Dari hadist di atas telah di jelaskan begitu besar keutamaan shalat tasbih,bisa di simpulkan dengan empat rakaat shalat tasbih semua dosa yang dilakukan oleh orang yang mengamalkannya diampuni oleh Allah SWT. Kalau saja dosamu sebanyak gundukan pasir, niscaya Allah SWT akan mengampuni dosamu.

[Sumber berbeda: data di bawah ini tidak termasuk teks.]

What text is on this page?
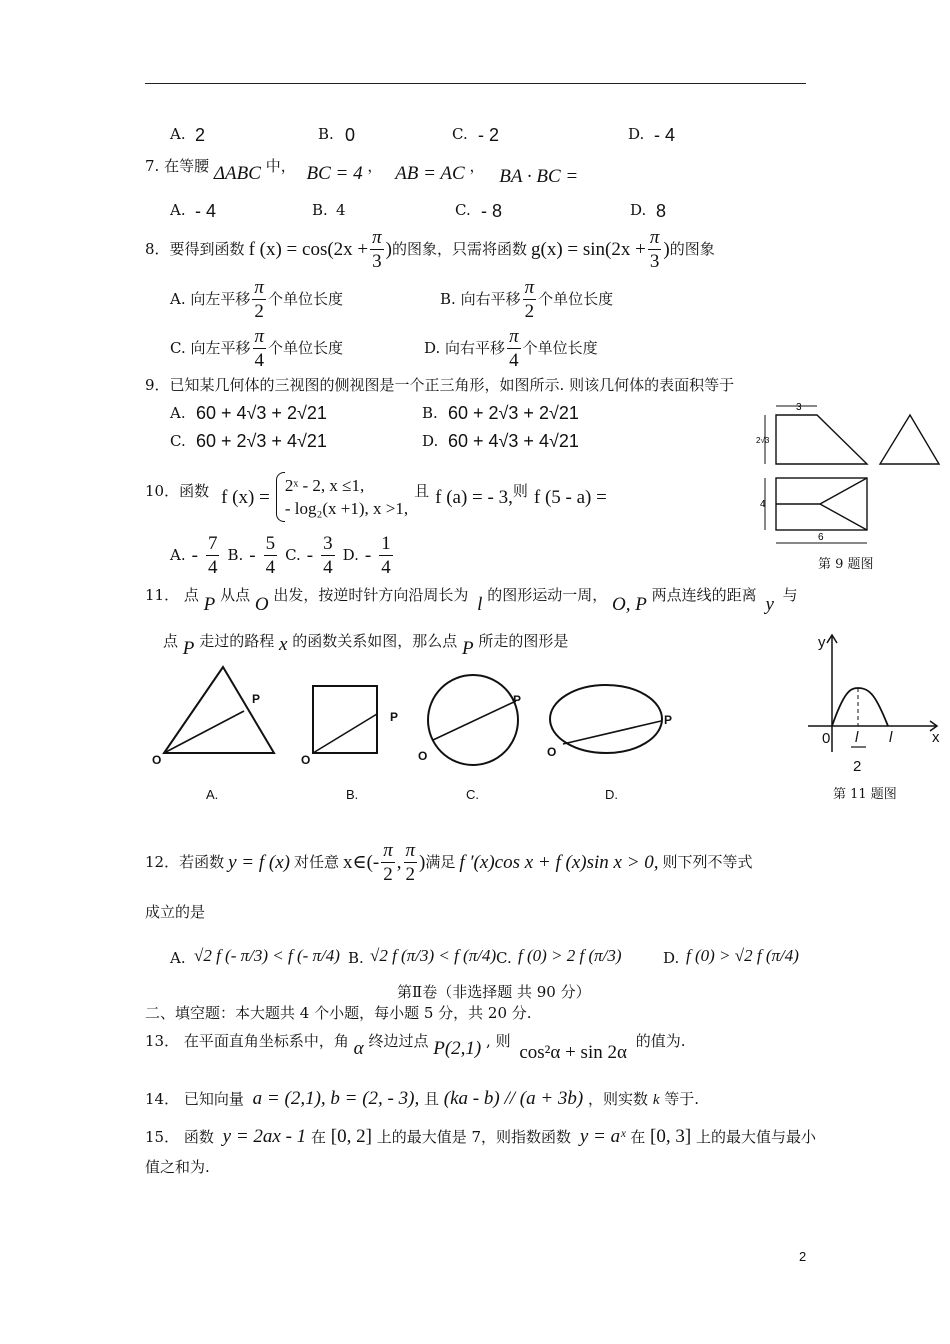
A. 2	B. 0	C. - 2	D. - 4
7. 在等腰 ΔABC 中， BC = 4 ， AB = AC ， BA · BC =
A. - 4	B. 4	C. - 8	D. 8
8． 要得到函数 f $(x) = \cos(2x + \frac{\pi}{3}$ ) 的图象，只需将函数 $g(x) = \sin(2x + \frac{\pi}{3}$ ) 的图象
A.
向左平移 $\frac{\pi}{2}$ 个单位长度	B.
向右平移 $\frac{\pi}{2}$ 个单位长度
C.
向左平移 $\frac{\pi}{4}$ 个单位长度	D.
向右平移 $\frac{\pi}{4}$ 个单位长度
9．已知某几何体的三视图的侧视图是一个正三角形，如图所示. 则该几何体的表面积等于
A. 60 + 4√3 + 2√21	B. 60 + 2√3 + 2√21
C. 60 + 2√3 + 4√21	D. 60 + 4√3 + 4√21
3
2√3
4
6
第 9 题图
10． 函数 f (x) =
2ˣ - 2, x ≤1,
- log₂(x +1), x >1,
且 f (a) = - 3, 则 f (5 - a) =
A. - $\frac{7}{4} B$. - $\frac{5}{4} C$. - $\frac{3}{4} D$. - $\frac{1}{4}$
11． 点 P 从点 O 出发，按逆时针方向沿周长为 l 的图形运动一周， O, P 两点连线的距离 y 与
点 P 走过的路程 x 的函数关系如图，那么点 P 所走的图形是
O
P
O
P
O
P
O
P
A.	B.	C.	D.
y
x
0 l
2
l
第 11 题图
12． 若函数 y = f (x) 对任意 x∈(- $\frac{\pi}{2}$ , $\frac{\pi}{2}$ ) 满足 f ′(x)cos x + f (x)sin x > 0, 则下列不等式
成立的是
A. √2 f (- π/3) < f (- π/4) B. √2 f (π/3) < f (π/4) C. f (0) > 2 f (π/3)	D. f (0) > √2 f (π/4)
第Ⅱ卷（非选择题 共 90 分）
二、填空题：本大题共 4 个小题，每小题 5 分，共 20 分.
13． 在平面直角坐标系中，角 α 终边过点 P(2,1) , 则 cos²α + sin 2α 的值为.
14． 已知向量 a = (2,1), b = (2, - 3), 且 (ka - b) // (a + 3b) ，则实数 k 等于.
15． 函数 y = 2ax - 1 在 [0, 2] 上的最大值是 7，则指数函数 y = aˣ 在 [0, 3] 上的最大值与最小
值之和为.
2
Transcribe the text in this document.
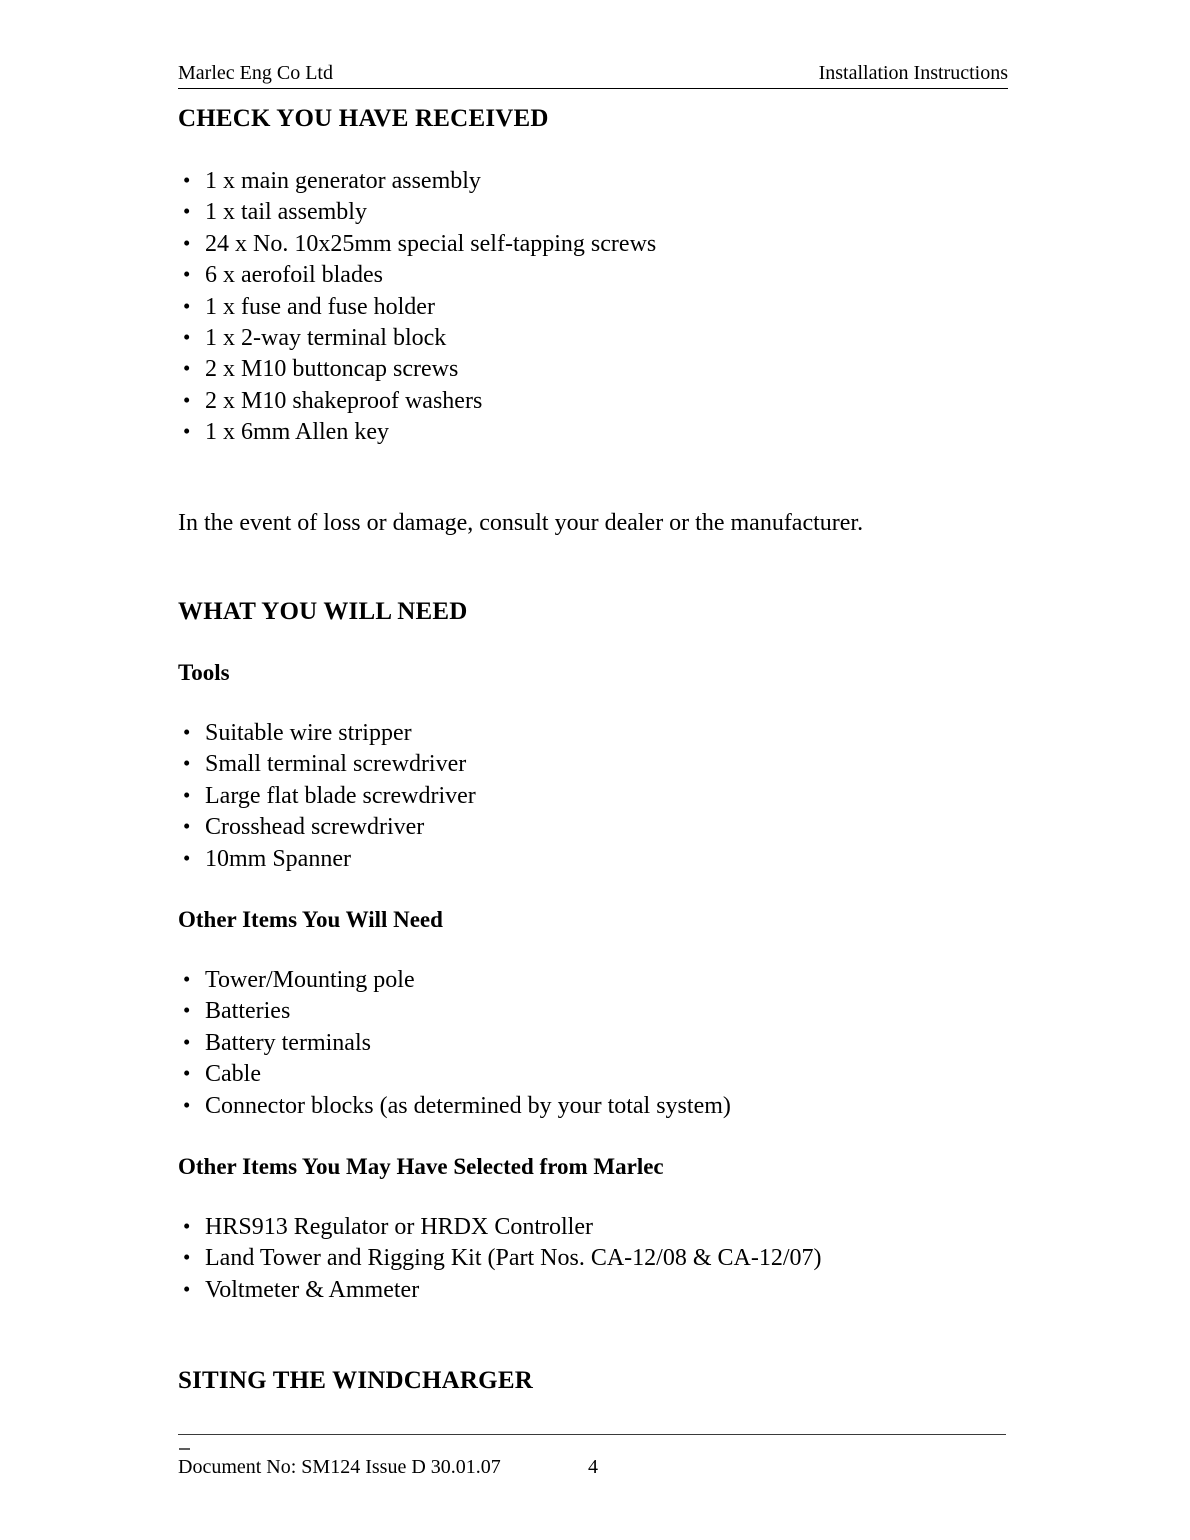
Marlec Eng Co Ltd	Installation Instructions
CHECK YOU HAVE RECEIVED
• 1 x main generator assembly
• 1 x tail assembly
• 24 x No. 10x25mm special self-tapping screws
• 6 x aerofoil blades
• 1 x fuse and fuse holder
• 1 x 2-way terminal block
• 2 x M10 buttoncap screws
• 2 x M10 shakeproof washers
• 1 x 6mm Allen key

In the event of loss or damage, consult your dealer or the manufacturer.

WHAT YOU WILL NEED
Tools
• Suitable wire stripper
• Small terminal screwdriver
• Large flat blade screwdriver
• Crosshead screwdriver
• 10mm Spanner
Other Items You Will Need
• Tower/Mounting pole
• Batteries
• Battery terminals
• Cable
• Connector blocks (as determined by your total system)
Other Items You May Have Selected from Marlec
• HRS913 Regulator or HRDX Controller
• Land Tower and Rigging Kit (Part Nos. CA-12/08 & CA-12/07)
• Voltmeter & Ammeter
SITING THE WINDCHARGER
Document No: SM124 Issue D 30.01.07	4
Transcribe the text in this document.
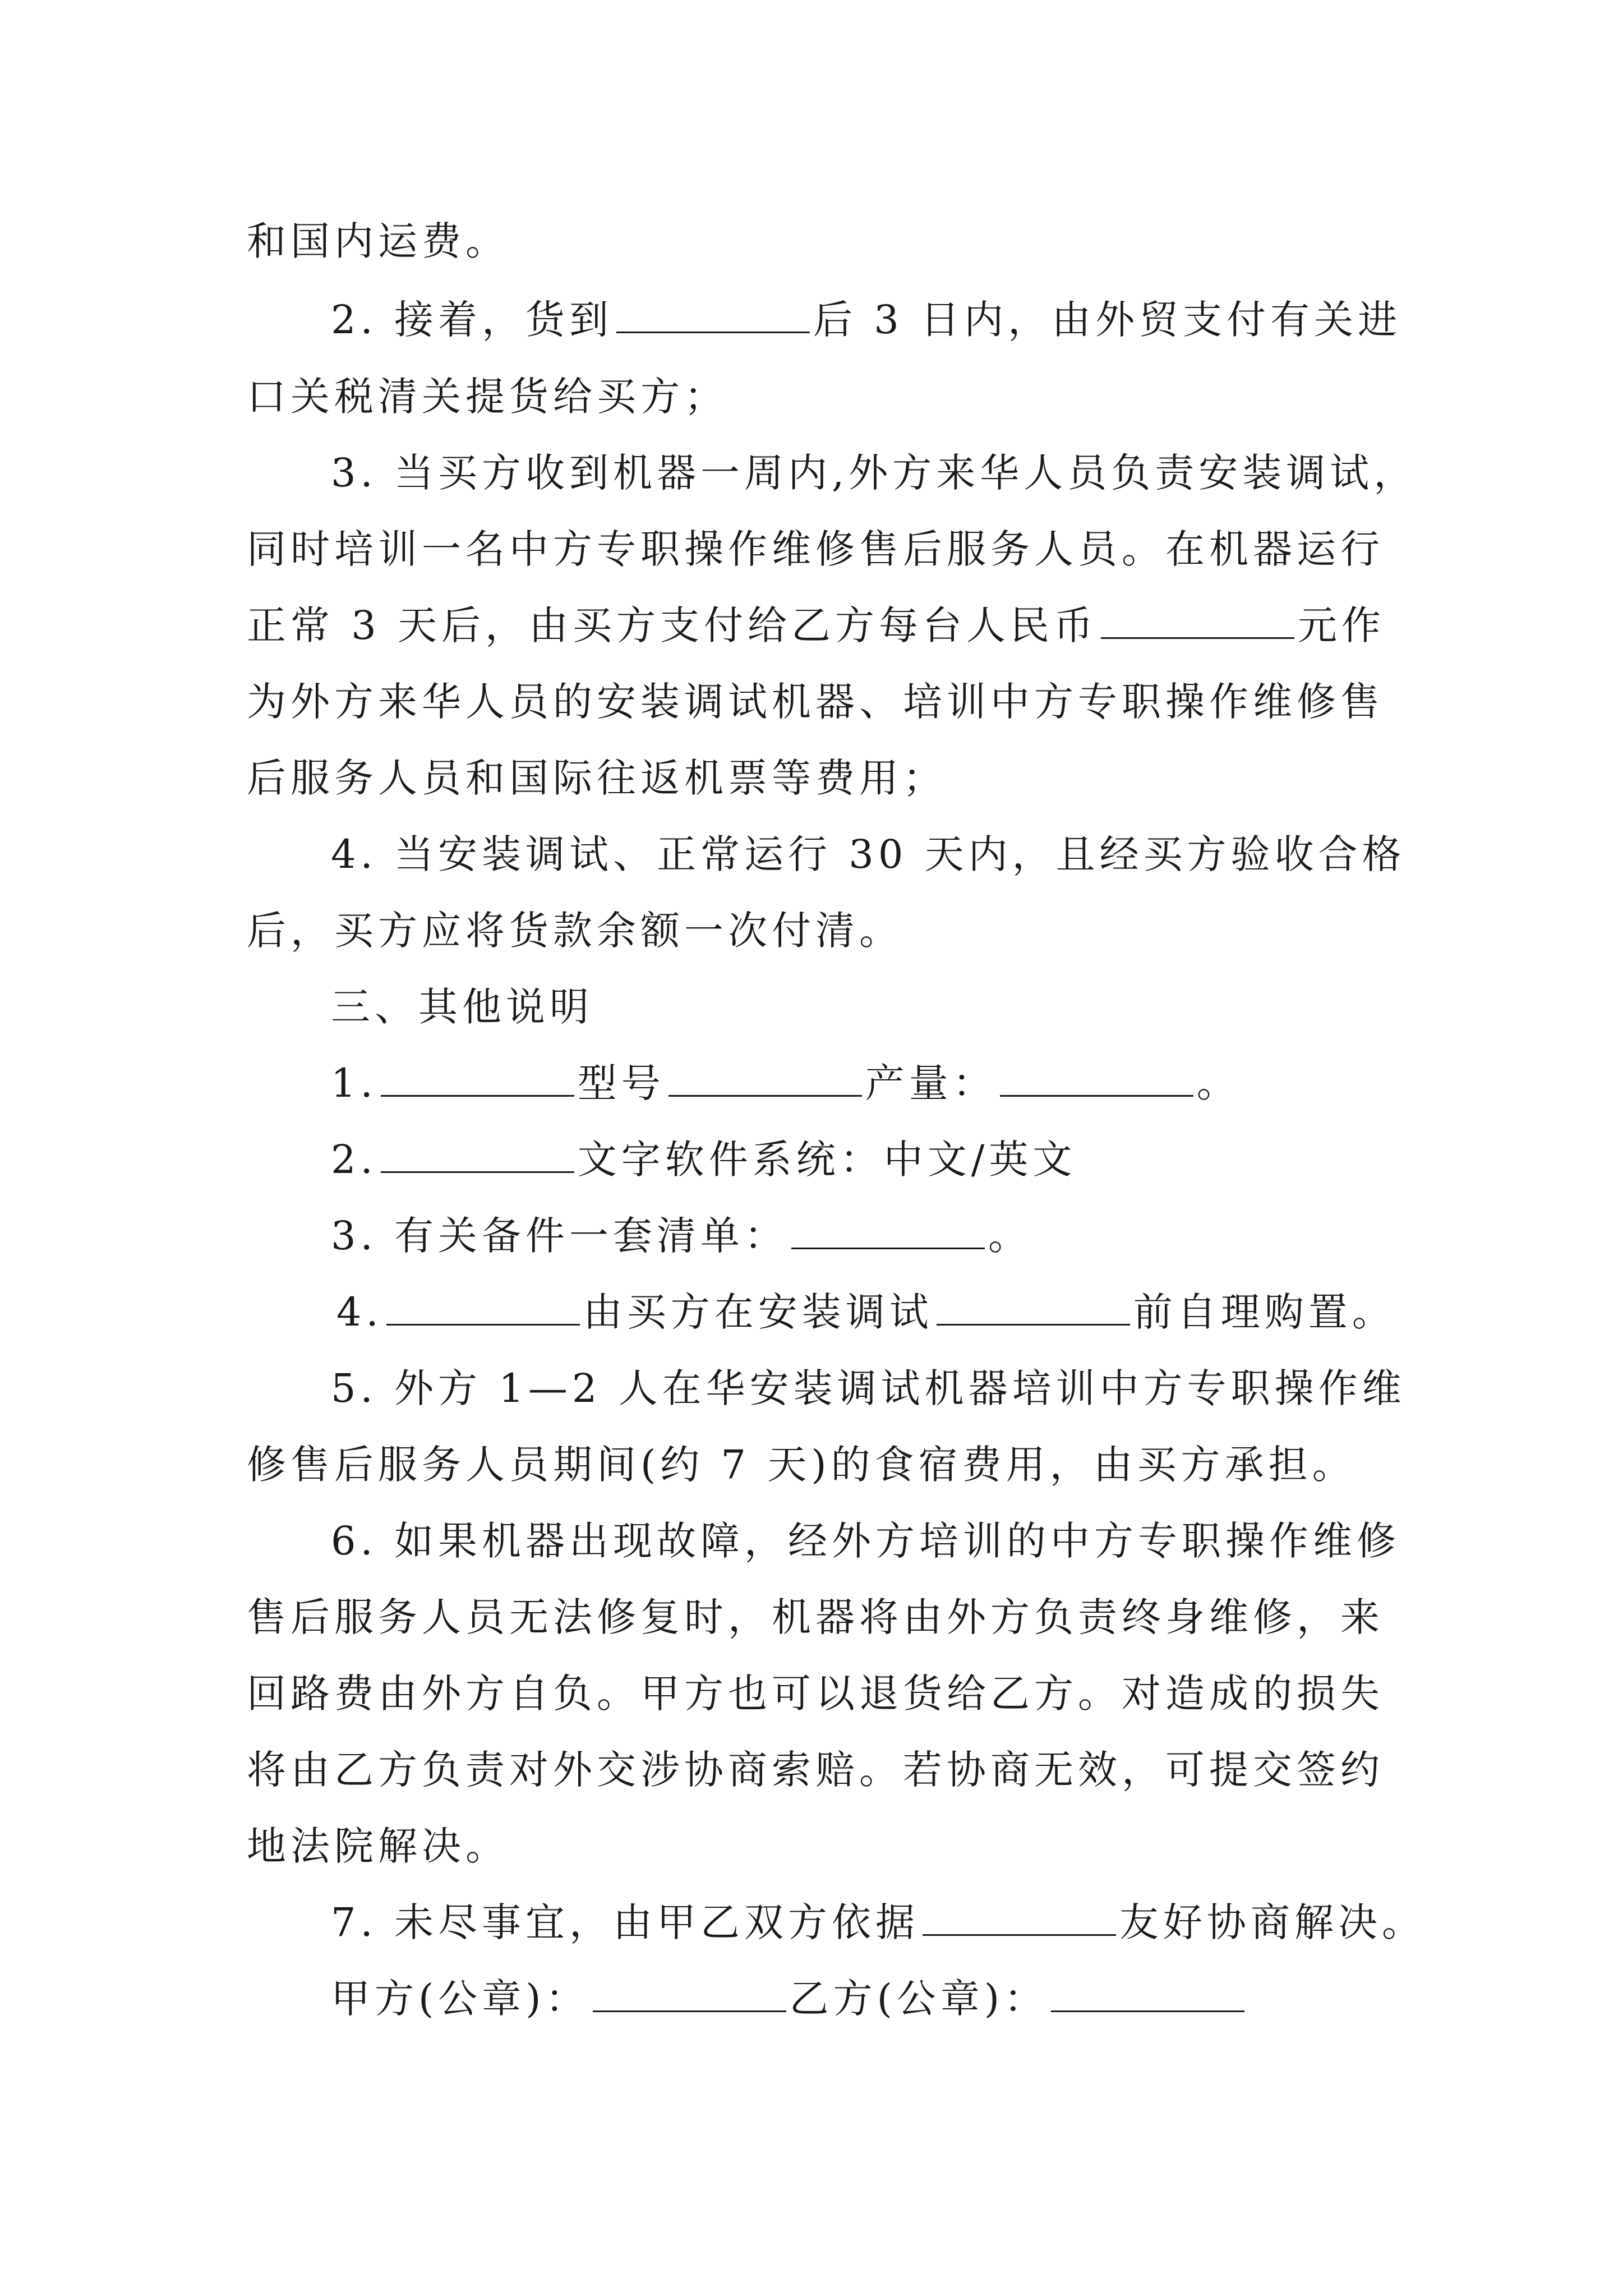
和国内运费。
2. 接着，货到	后 3 日内，由外贸支付有关进
口关税清关提货给买方；
3. 当买方收到机器一周内,外方来华人员负责安装调试，
同时培训一名中方专职操作维修售后服务人员。在机器运行
正常 3 天后，由买方支付给乙方每台人民币	元作
为外方来华人员的安装调试机器、培训中方专职操作维修售
后服务人员和国际往返机票等费用；
4. 当安装调试、正常运行 30 天内，且经买方验收合格
后，买方应将货款余额一次付清。
三、其他说明
1.	型号	产量：	。
2.	文字软件系统：中文/英文
3. 有关备件一套清单：	。
4.	由买方在安装调试	前自理购置。
5. 外方 1—2 人在华安装调试机器培训中方专职操作维
修售后服务人员期间(约 7 天)的食宿费用，由买方承担。
6. 如果机器出现故障，经外方培训的中方专职操作维修
售后服务人员无法修复时，机器将由外方负责终身维修，来
回路费由外方自负。甲方也可以退货给乙方。对造成的损失
将由乙方负责对外交涉协商索赔。若协商无效，可提交签约
地法院解决。
7. 未尽事宜，由甲乙双方依据	友好协商解决。
甲方(公章)：	乙方(公章)：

Oleh karena itu para ulama  para ulama menganjurkan agar setiap orang minimal mengerjakan shalat tasbih sekali seumur hidup. Kalau mampu setiap hari atau sekali sebulan itu lebih bagus. Syekh M Nawawi Banten mengatakan:

فإن استطعت أن تصليها في كل يوم فافعل فإن لم تستطع ففي كل شهر مرة فإن لم تستطع ففي كل سنة مرة فإن لم تستطع ففي عمرك مرة فإن لم يفعلها أصلا دل ذلك على تكاسله في الدين

Baca juga   Kumpulan Macam-macam Niat Sholat Sunnah sesuai Ajaran Nabi SAW

Artinya, “Apabila kamu sanggup setiap hari shalat tasbih maka kerjakanlah. Kalau tidak mampu tiap hari, kerjakan tiap bulan. Kalau tidak mampu tiap bulan, kerjakan sekali setahun. Kalau tidak mampu juga, minimal sekali seumur hidup. Kalau tidak pernah mengerjakan sama sekali, itu tanda malas dalam beragama.”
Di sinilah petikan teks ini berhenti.